You love boats and want to be out on the water for a relaxing weekend, cruising with the family, rafting with friends, enjoying nature in a quiet cove, or hitting the fishing grounds. Some boaters are semi-pro boat racing enthusiasts and race in appropriate venues. All of these activities are fun and appropriate if we follow the rules and practice good judgment. But increasingly there is a force at work in the boating community both from the industry and the consumer side, which is a threat to many mariners’ enjoyment of boating. This force is the desire for excessive power and speed and the inability of inexperienced boaters in dealing with this issue in a safe manner.

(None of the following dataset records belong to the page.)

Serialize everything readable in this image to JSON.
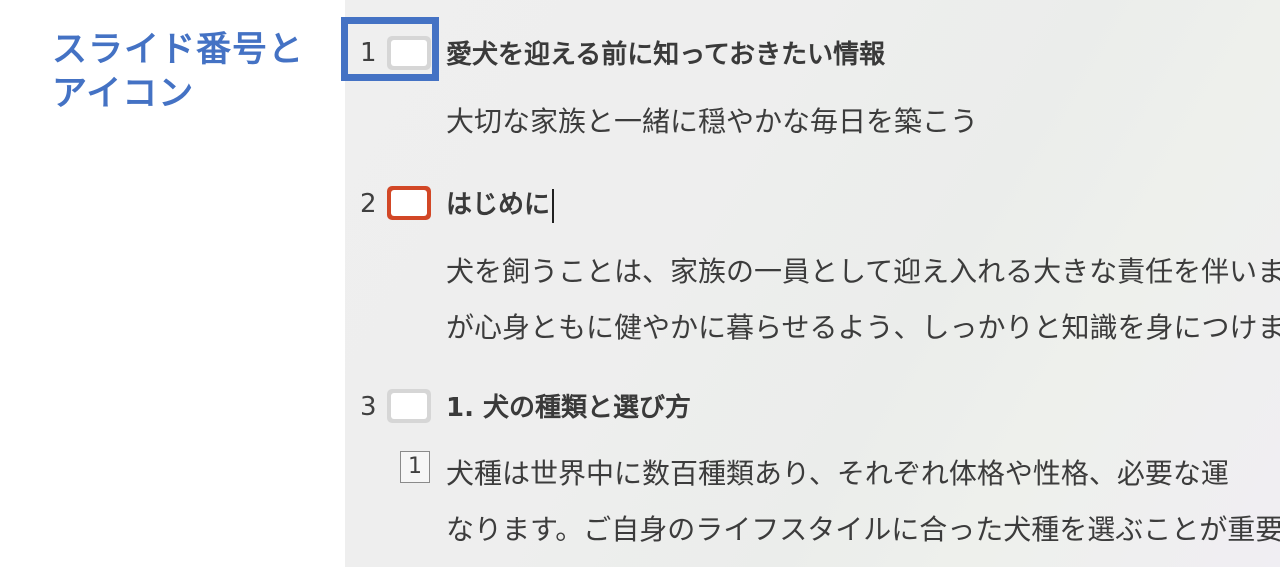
{
  "annotation": {
    "line1": "スライド番号と",
    "line2": "アイコン"
  },
  "outline": {
    "slides": [
      {
        "number": "1",
        "title": "愛犬を迎える前に知っておきたい情報",
        "body": [
          "大切な家族と一緒に穏やかな毎日を築こう"
        ]
      },
      {
        "number": "2",
        "title": "はじめに",
        "body": [
          "犬を飼うことは、家族の一員として迎え入れる大きな責任を伴いま",
          "が心身ともに健やかに暮らせるよう、しっかりと知識を身につけまし"
        ]
      },
      {
        "number": "3",
        "title": "1. 犬の種類と選び方",
        "level": "1",
        "body": [
          "犬種は世界中に数百種類あり、それぞれ体格や性格、必要な運",
          "なります。ご自身のライフスタイルに合った犬種を選ぶことが重要で"
        ]
      }
    ]
  },
  "colors": {
    "annotation_blue": "#4472c4",
    "active_icon": "#d24726",
    "inactive_icon": "#d6d6d6"
  }
}
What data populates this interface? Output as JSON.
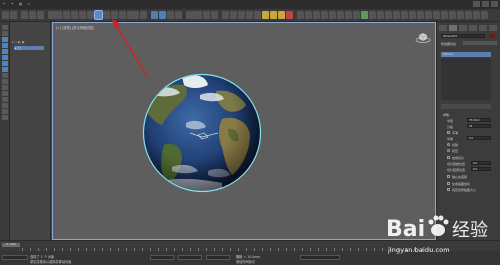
{
  "viewport": {
    "label": "[+] [透视] [默认明暗处理]"
  },
  "command_panel": {
    "tabs": [
      "create",
      "modify",
      "hierarchy",
      "motion",
      "display",
      "utilities"
    ],
    "object_name": "Sphere001",
    "color_hex": "#6d1b1b",
    "modifier_list_label": "修改器列表",
    "modifier_item": "Sphere",
    "params": {
      "section": "参数",
      "radius_label": "半径",
      "radius_value": "75.0mm",
      "segments_label": "分段",
      "segments_value": "32",
      "smooth_label": "平滑",
      "hemisphere_label": "半球",
      "hemisphere_value": "0.0",
      "chop_label": "切除",
      "squash_label": "挤压",
      "slice_on_label": "启用切片",
      "slice_from_label": "切片起始位置",
      "slice_from_value": "0.0",
      "slice_to_label": "切片结束位置",
      "slice_to_value": "0.0",
      "base_to_pivot_label": "轴心在底部",
      "gen_map_coords_label": "生成贴图坐标",
      "real_world_label": "真实世界贴图大小"
    }
  },
  "timeline": {
    "slider_label": "0 / 100"
  },
  "statusbar": {
    "selection": "选择了 1 个 对象",
    "prompt": "单击并拖动以选择并移动对象",
    "grid": "栅格 = 10.0mm",
    "add_time_tag": "添加时间标记"
  },
  "watermark": {
    "brand": "Baidu 经验",
    "url": "jingyan.baidu.com"
  },
  "colors": {
    "selection_blue": "#5d89c7",
    "arrow_red": "#d22222",
    "viewport_bg": "#5e5e5e"
  }
}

There was a time when hours on the water moved at a much slower pace. Pleasure boaters enjoyed the voyage as much, if not more than arriving at the destination. Certainly, this was partly due to the limits of pleasure boat methods and engineering. Up until the early 1930s, our bays and rivers still had large compliments of sailboats used by families for a day’s outing to the beaches, cruising, or even trolling with hand lines off the transom to pick up a blue or weakfish. This technique was very popular with the visitors at the outer beach resorts and great for the slower moving boats of that era, but a change was coming.
The first “Outboard” was invented on Long Island in 1896. Cameron Waterman improved the first engine’s reliability and sold the first 25 engines in 1906. By 1915 he was selling 15,000 per year. These were slow, low horsepower engines but had the convenience of freeing the captain from relying on wind to move from point A to B. With the end of WWII, there were steady improvements, decade by decade, and both horsepower and speed moved up and up. This trend was mirrored by related improvements in inboards and later I.O.s.
But now we are in the era of high speed and power that is just LAPSTRAK NUTS!
It’s not uncommon to see vessels in the range of 30’ and up having four 300hp engines strapped to their transoms. Larger vessels can have five to six 350s back there and the “Captain” will use every bit as he opens up in Sloop Channel or runs up the Amityville and Babylon cuts, or up the Hudson, Shrewsbury, Manasquan and beyond. Everyone on board is partying. The only one keeping an eye out is the “Captain” and that’s when he’s not texting. Does it even enter his mind that he is threatening other boats and his passengers? Not one bit! He is in his “high-speed adrenaline rush” mode. He doesn’t even feel the resistance on his wheel because he now has a Joystick. A JOYSTICK!
Are we boaters or the BLUE ANGELS????
I would like to say I am exaggerating but I’m not. What happens when the vessel hits a sand bar, a submerged piling, or an old jeep engine block (on the extreme southwest corner of the Amityville Cut at low tide?) What happens is you damage some really expensive outdrives if you are lucky? If you are not? Someone is getting hurt or worse. All for the sake of a high-speed joy ride? If that’s what you need, become a NASCAR racer, not a boater, it’s safer for everyone!
So how do we make sense of this super speed/power trend? It’s simple. If you feel you have a need for all those ponies and you have the ability to buy them and fuel them up, that’s your right and I truly hope you have fun with it. All that is asked is that you practice good seamanship. Bone up on your charts. Be lighter on the throttle when sharing the water with other boaters and if you feel the need to really let loose, take it out the inlet, and the sea conditions are right, then you can take it up a notch!
See you from the deck of my Downeaster doing 24 knots!